"Actually, Herold is an excellent period historian and his books are quite good.His The Mind of Napoleon is excellent."
If Herold was really an excellent period historian he would surely be aware that King George's army was British, not English.
'The Mind of Napoleon' is just a collection of of Napoleon's written and spoken words. The assembly of excerpts must require a certain discernment, but I'm not sure it can qualify the selector as an excellent historian.
That aside, my curiosity was piqued by the quotation from 'The Age of Napoleon' which appears in that rather footling website:
"The English soldier was probably the worst-treated soldier in Europe, and judging from the English casualty rates during the Napoleonic wars, English generals were more lavish with their soldiers' lives than were their French and German colleagues."
What statistics could have underlaid this rather surprising factoid? I had a look in the book, only to discover that it contains no footnotes, nor is any justification for the statement offered in the text. It is just a bald assertion. I don't think I will be hurrying to read anything else by J. Christopher Herrold.

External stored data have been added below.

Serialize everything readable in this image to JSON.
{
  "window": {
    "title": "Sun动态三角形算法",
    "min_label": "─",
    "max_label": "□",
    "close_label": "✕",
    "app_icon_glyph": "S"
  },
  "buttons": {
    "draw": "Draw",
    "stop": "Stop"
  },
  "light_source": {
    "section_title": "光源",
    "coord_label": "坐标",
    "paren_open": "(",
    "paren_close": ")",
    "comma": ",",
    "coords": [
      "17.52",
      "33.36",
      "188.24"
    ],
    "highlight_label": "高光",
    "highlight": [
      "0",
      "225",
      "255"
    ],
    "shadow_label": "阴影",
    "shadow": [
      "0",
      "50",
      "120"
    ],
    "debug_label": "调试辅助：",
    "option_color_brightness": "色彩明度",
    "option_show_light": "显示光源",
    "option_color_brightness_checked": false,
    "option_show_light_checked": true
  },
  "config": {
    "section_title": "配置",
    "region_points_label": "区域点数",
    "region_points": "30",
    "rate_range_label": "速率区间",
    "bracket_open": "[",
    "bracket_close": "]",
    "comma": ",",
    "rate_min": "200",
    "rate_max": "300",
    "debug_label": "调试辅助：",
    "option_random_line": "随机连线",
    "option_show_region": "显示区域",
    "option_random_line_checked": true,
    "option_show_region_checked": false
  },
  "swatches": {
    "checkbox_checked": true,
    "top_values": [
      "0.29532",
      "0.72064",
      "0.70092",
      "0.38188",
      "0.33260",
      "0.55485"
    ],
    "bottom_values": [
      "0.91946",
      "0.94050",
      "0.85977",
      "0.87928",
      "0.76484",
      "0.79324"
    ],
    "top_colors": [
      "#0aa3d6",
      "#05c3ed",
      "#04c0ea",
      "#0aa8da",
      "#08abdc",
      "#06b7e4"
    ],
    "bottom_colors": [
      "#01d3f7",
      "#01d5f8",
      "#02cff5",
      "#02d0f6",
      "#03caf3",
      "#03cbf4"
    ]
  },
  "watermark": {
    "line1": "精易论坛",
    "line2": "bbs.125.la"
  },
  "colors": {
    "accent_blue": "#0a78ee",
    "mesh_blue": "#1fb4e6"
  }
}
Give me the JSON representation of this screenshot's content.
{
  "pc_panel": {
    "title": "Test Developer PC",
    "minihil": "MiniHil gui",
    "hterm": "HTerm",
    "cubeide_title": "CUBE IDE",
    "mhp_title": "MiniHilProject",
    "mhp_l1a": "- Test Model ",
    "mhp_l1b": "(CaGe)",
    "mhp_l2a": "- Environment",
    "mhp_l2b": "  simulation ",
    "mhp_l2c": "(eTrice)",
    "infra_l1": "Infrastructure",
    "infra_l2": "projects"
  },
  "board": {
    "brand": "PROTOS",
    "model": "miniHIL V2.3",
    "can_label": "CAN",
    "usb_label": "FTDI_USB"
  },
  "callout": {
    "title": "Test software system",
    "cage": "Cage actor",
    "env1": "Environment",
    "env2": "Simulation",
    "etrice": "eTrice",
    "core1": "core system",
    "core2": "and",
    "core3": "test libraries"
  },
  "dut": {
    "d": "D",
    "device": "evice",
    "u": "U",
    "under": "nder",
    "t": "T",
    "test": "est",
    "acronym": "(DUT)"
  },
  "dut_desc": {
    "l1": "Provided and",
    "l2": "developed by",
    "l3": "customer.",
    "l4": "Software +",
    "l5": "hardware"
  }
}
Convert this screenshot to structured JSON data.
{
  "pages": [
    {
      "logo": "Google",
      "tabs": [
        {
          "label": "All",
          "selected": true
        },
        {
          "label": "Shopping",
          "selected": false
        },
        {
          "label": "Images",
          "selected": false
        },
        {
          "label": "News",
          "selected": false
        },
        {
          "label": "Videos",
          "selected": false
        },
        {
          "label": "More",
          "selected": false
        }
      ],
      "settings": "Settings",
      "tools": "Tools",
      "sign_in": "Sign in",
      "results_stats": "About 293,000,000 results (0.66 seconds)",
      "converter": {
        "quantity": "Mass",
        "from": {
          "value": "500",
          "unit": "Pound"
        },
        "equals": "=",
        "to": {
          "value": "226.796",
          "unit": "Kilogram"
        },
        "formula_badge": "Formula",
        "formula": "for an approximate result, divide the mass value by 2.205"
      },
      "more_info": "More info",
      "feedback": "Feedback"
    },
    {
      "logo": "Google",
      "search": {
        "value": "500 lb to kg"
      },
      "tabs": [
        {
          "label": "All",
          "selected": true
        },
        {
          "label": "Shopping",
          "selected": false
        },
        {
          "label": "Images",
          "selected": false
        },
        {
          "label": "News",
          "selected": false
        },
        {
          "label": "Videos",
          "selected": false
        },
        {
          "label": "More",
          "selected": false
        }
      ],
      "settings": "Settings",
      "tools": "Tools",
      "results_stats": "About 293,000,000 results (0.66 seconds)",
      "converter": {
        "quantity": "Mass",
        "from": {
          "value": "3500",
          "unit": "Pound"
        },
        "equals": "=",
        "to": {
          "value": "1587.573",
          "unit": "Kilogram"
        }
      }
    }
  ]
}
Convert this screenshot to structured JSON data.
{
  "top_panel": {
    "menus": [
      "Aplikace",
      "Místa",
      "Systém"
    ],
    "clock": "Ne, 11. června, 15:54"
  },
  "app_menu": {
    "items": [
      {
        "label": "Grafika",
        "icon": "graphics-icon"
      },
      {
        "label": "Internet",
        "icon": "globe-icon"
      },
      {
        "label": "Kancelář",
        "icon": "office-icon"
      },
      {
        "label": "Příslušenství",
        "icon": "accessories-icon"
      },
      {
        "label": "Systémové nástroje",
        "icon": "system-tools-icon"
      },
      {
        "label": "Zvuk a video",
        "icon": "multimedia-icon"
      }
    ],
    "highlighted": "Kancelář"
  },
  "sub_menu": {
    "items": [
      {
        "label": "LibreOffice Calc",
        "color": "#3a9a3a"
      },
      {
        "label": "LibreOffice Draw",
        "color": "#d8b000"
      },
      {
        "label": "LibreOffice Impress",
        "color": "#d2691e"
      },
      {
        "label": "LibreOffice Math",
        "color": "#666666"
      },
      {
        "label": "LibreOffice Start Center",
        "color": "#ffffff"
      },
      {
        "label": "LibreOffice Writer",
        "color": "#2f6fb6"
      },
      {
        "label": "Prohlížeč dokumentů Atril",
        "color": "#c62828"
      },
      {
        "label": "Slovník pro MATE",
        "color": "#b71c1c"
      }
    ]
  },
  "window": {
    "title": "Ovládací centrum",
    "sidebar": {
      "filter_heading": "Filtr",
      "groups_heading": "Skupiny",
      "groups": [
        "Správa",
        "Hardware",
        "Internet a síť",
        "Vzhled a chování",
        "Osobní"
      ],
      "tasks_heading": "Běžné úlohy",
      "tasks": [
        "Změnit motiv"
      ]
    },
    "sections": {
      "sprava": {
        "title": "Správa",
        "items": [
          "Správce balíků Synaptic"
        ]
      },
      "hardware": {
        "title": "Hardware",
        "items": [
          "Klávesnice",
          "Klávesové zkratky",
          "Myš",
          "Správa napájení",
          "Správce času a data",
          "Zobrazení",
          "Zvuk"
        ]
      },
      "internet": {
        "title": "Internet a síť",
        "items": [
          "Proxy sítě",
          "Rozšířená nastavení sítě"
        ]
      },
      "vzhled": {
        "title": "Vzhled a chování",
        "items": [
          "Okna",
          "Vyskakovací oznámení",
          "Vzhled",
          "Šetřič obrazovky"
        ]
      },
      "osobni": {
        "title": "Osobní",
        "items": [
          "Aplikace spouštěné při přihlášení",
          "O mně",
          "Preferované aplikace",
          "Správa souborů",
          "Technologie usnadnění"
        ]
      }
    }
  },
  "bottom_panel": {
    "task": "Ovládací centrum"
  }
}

Incidentally, the sentence immediately preceding the one quoted above may not endear him quite so much to enthusiastic Bonapatistes – it reads:
"As Wellington was to demonstrate in Spain and at Waterloo, there was nothing which could break the famous British 'thin red line' – this phenomenon Napoleon attributed to the beneficial effect of flogging, which was practised quite liberally in the British army" [sic, 'British' in this sentence].